Da segnalare, negli ultimi 3 chilometri, la stoccata di Filippo Ganna che ha provato a sorprendere il gruppo dei migliori subito dopo aver scollinato l’ascesa al passo di Colfiorito. Un tentativo che non si può definire inaspettato, visto che il campione piemontese aveva messo avanti tutti i suoi compagni di squadra durante la salita. Ed infatti i rimanenti del gruppo di testa non si sono fatti sorprendere, chiudendo il buco in vista del triangolo rosso dell’ultimo chilometro. La tirata decisiva per spegnere le speranze di Ganna l’ha condotta Van der Poel, che si è riportato su Filippo con una manciata di pedalate, trascinando poi tutto il resto della compagnia.
Resta l’impressione che Ganna abbia voluto fare le prove generali della Milano Sanremo. Anche se la salita al passo di Colfiorito non è il Poggio e i chilometri che restavano, una volta scollinato, non erano in discesa come nella classica di primavera, l’impostazione generale degli ultimi chilometri poteva richiamare l’arrivo a Sanremo.
Se le intenzioni del campione di Verbania, che ha già collezionato un secondo posto a Sanremo, sono quelle di provare a fare lo stesso tra due settimane nella prima grande monumento, la risposta del gruppo è stata eloquente e deve consigliargli di pensare bene alla strategia. L’effetto sorpresa oggi non ha funzionato, ma questo non vuol dire che non possa succedere il contrario in futuro.

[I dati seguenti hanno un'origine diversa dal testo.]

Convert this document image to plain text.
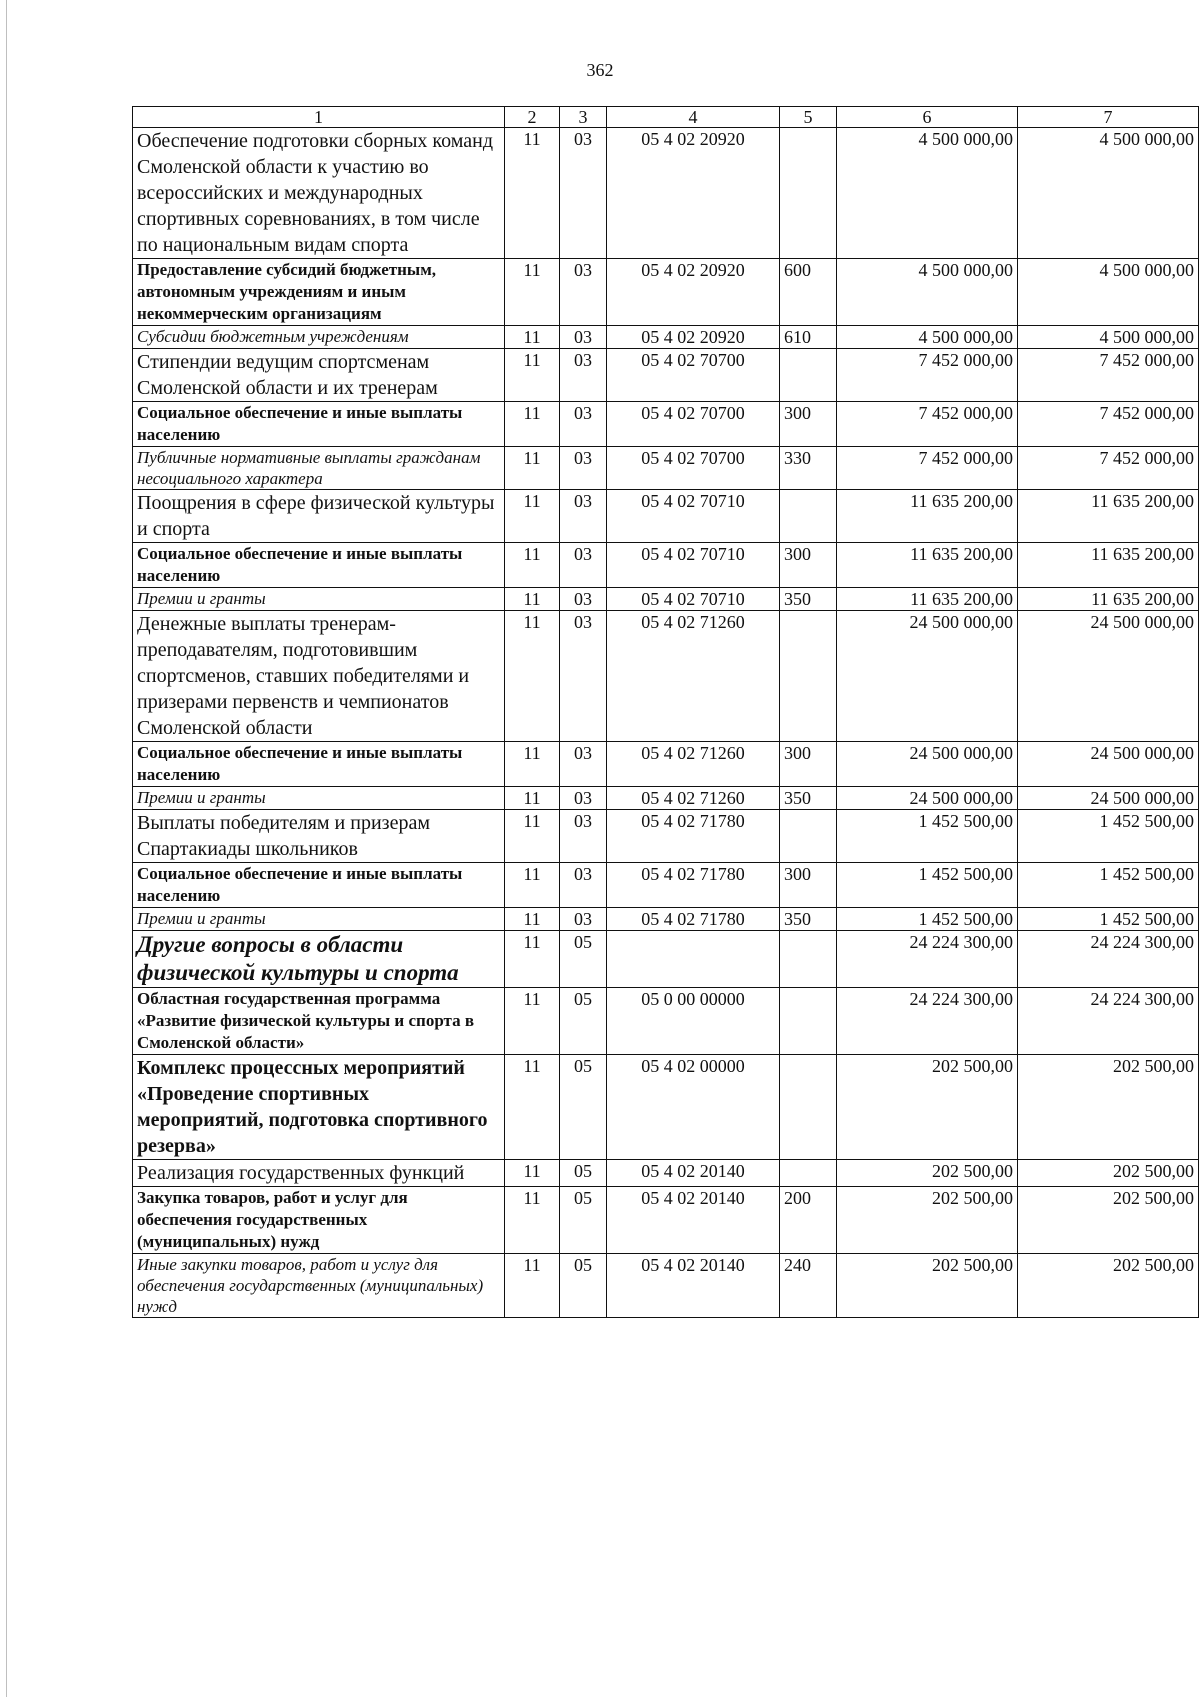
362
1	2	3	4	5	6	7
Обеспечение подготовки сборных команд Смоленской области к участию во всероссийских и международных спортивных соревнованиях, в том числе по национальным видам спорта	11	03	05 4 02 20920		4 500 000,00	4 500 000,00
Предоставление субсидий бюджетным, автономным учреждениям и иным некоммерческим организациям	11	03	05 4 02 20920	600	4 500 000,00	4 500 000,00
Субсидии бюджетным учреждениям	11	03	05 4 02 20920	610	4 500 000,00	4 500 000,00
Стипендии ведущим спортсменам Смоленской области и их тренерам	11	03	05 4 02 70700		7 452 000,00	7 452 000,00
Социальное обеспечение и иные выплаты населению	11	03	05 4 02 70700	300	7 452 000,00	7 452 000,00
Публичные нормативные выплаты гражданам несоциального характера	11	03	05 4 02 70700	330	7 452 000,00	7 452 000,00
Поощрения в сфере физической культуры и спорта	11	03	05 4 02 70710		11 635 200,00	11 635 200,00
Социальное обеспечение и иные выплаты населению	11	03	05 4 02 70710	300	11 635 200,00	11 635 200,00
Премии и гранты	11	03	05 4 02 70710	350	11 635 200,00	11 635 200,00
Денежные выплаты тренерам-преподавателям, подготовившим спортсменов, ставших победителями и призерами первенств и чемпионатов Смоленской области	11	03	05 4 02 71260		24 500 000,00	24 500 000,00
Социальное обеспечение и иные выплаты населению	11	03	05 4 02 71260	300	24 500 000,00	24 500 000,00
Премии и гранты	11	03	05 4 02 71260	350	24 500 000,00	24 500 000,00
Выплаты победителям и призерам Спартакиады школьников	11	03	05 4 02 71780		1 452 500,00	1 452 500,00
Социальное обеспечение и иные выплаты населению	11	03	05 4 02 71780	300	1 452 500,00	1 452 500,00
Премии и гранты	11	03	05 4 02 71780	350	1 452 500,00	1 452 500,00
Другие вопросы в области физической культуры и спорта	11	05			24 224 300,00	24 224 300,00
Областная государственная программа «Развитие физической культуры и спорта в Смоленской области»	11	05	05 0 00 00000		24 224 300,00	24 224 300,00
Комплекс процессных мероприятий «Проведение спортивных мероприятий, подготовка спортивного резерва»	11	05	05 4 02 00000		202 500,00	202 500,00
Реализация государственных функций	11	05	05 4 02 20140		202 500,00	202 500,00
Закупка товаров, работ и услуг для обеспечения государственных (муниципальных) нужд	11	05	05 4 02 20140	200	202 500,00	202 500,00
Иные закупки товаров, работ и услуг для обеспечения государственных (муниципальных) нужд	11	05	05 4 02 20140	240	202 500,00	202 500,00
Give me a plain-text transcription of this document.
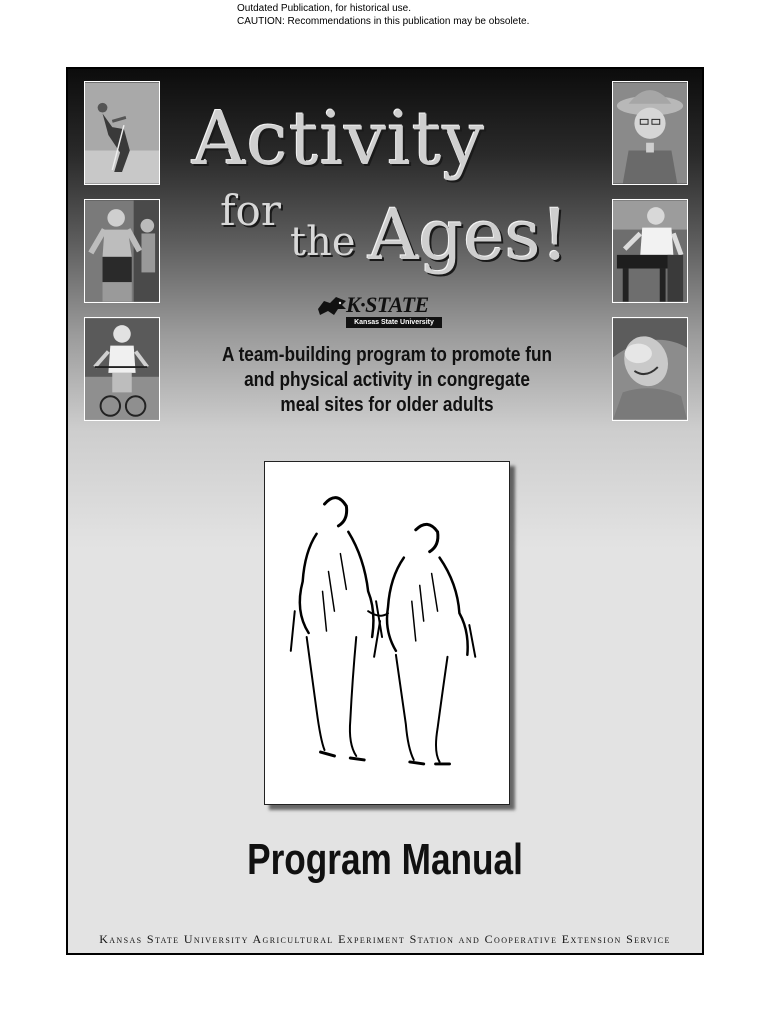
Outdated Publication, for historical use.
CAUTION: Recommendations in this publication may be obsolete.
Activity
for
the Ages!
K·STATE
Kansas State University
A team-building program to promote fun
and physical activity in congregate
meal sites for older adults
Program Manual
Kansas State University Agricultural Experiment Station and Cooperative Extension Service
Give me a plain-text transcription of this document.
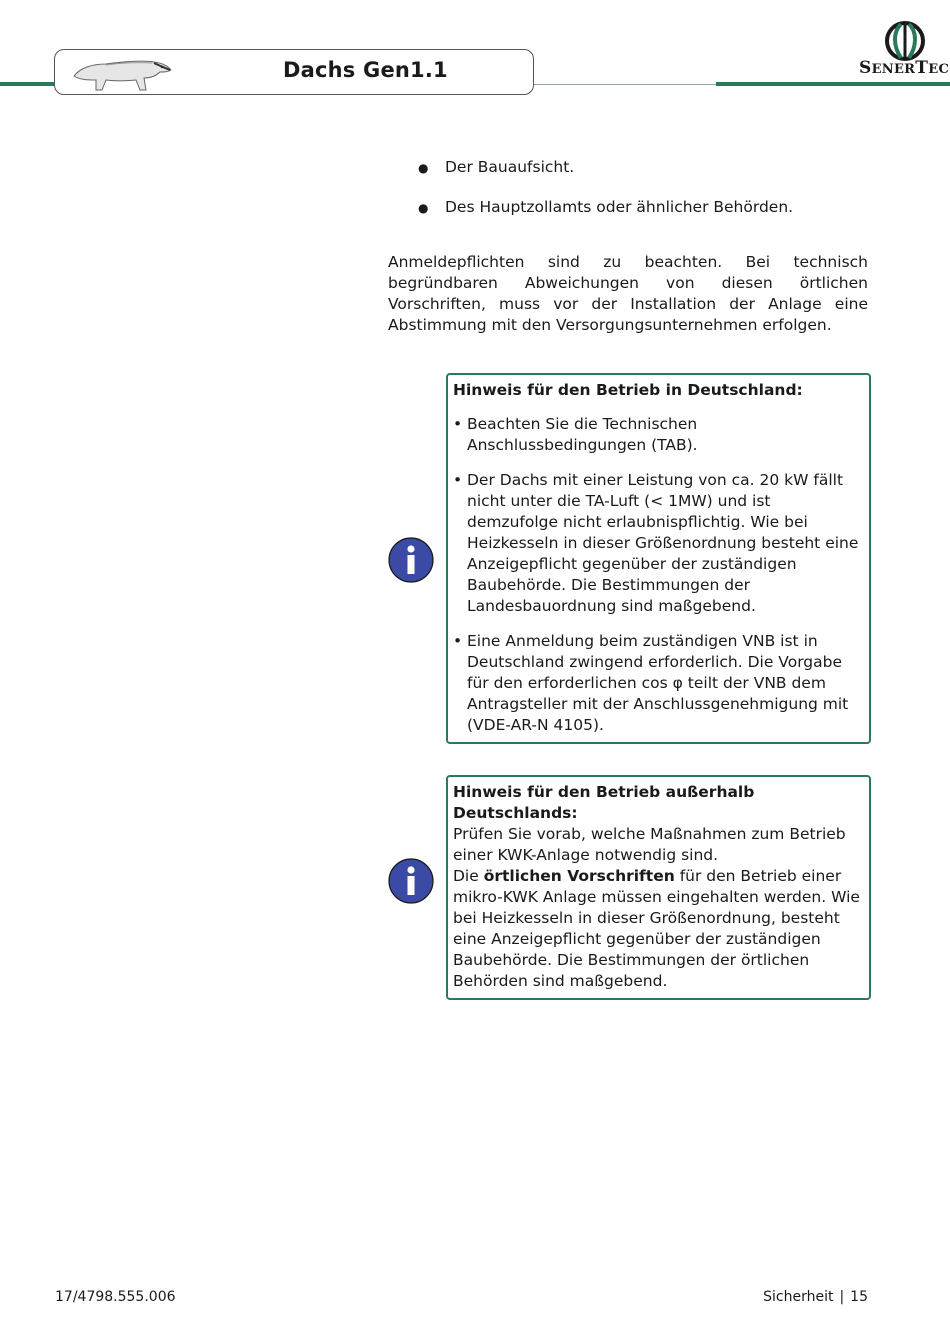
Dachs Gen1.1	SENERTEC
● Der Bauaufsicht.
● Des Hauptzollamts oder ähnlicher Behörden.

Anmeldepflichten sind zu beachten. Bei technisch begründbaren Abweichungen von diesen örtlichen Vorschriften, muss vor der Installation der Anlage eine Abstimmung mit den Versorgungsunternehmen erfolgen.

Hinweis für den Betrieb in Deutschland:
• Beachten Sie die Technischen Anschlussbedingungen (TAB).
• Der Dachs mit einer Leistung von ca. 20 kW fällt nicht unter die TA-Luft (< 1MW) und ist demzufolge nicht erlaubnispflichtig. Wie bei Heizkesseln in dieser Größenordnung besteht eine Anzeigepflicht gegenüber der zuständigen Baubehörde. Die Bestimmungen der Landesbauordnung sind maßgebend.
• Eine Anmeldung beim zuständigen VNB ist in Deutschland zwingend erforderlich. Die Vorgabe für den erforderlichen cos φ teilt der VNB dem Antragsteller mit der Anschlussgenehmigung mit (VDE-AR-N 4105).

Hinweis für den Betrieb außerhalb Deutschlands:

Prüfen Sie vorab, welche Maßnahmen zum Betrieb einer KWK-Anlage notwendig sind.

Die örtlichen Vorschriften für den Betrieb einer mikro-KWK Anlage müssen eingehalten werden. Wie bei Heizkesseln in dieser Größenordnung, besteht eine Anzeigepflicht gegenüber der zuständigen Baubehörde. Die Bestimmungen der örtlichen Behörden sind maßgebend.

17/4798.555.006	Sicherheit | 15
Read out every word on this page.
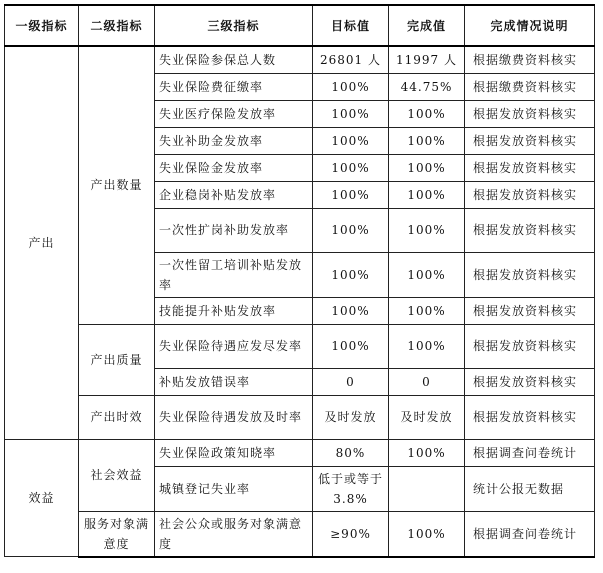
一级指标	二级指标	三级指标	目标值	完成值	完成情况说明
产出	产出数量	失业保险参保总人数	26801 人	11997 人	根据缴费资料核实
		失业保险费征缴率	100%	44.75%	根据缴费资料核实
		失业医疗保险发放率	100%	100%	根据发放资料核实
		失业补助金发放率	100%	100%	根据发放资料核实
		失业保险金发放率	100%	100%	根据发放资料核实
		企业稳岗补贴发放率	100%	100%	根据发放资料核实
		一次性扩岗补助发放率	100%	100%	根据发放资料核实
		一次性留工培训补贴发放率	100%	100%	根据发放资料核实
		技能提升补贴发放率	100%	100%	根据发放资料核实
	产出质量	失业保险待遇应发尽发率	100%	100%	根据发放资料核实
		补贴发放错误率	0	0	根据发放资料核实
	产出时效	失业保险待遇发放及时率	及时发放	及时发放	根据发放资料核实
效益	社会效益	失业保险政策知晓率	80%	100%	根据调查问卷统计
		城镇登记失业率	低于或等于 3.8%		统计公报无数据
	服务对象满意度	社会公众或服务对象满意度	≥90%	100%	根据调查问卷统计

Resta la sensazione che Ganna è entrato in una nuova dimensione nelle prove in linea: maggiore confidenza nei propri mezzi e un’ottima condizione fisica sono lo sfondo alle dichiarazioni serene e distese, come non gli accadeva da tempo, degli ultimi giorni. La maglia azzurra di leader della corsa dei due Mari, intanto, resta ancora sulle sue spalle. Anche questo un elemento positivo che permette di guardare ai prossimi giorni con ottimismo.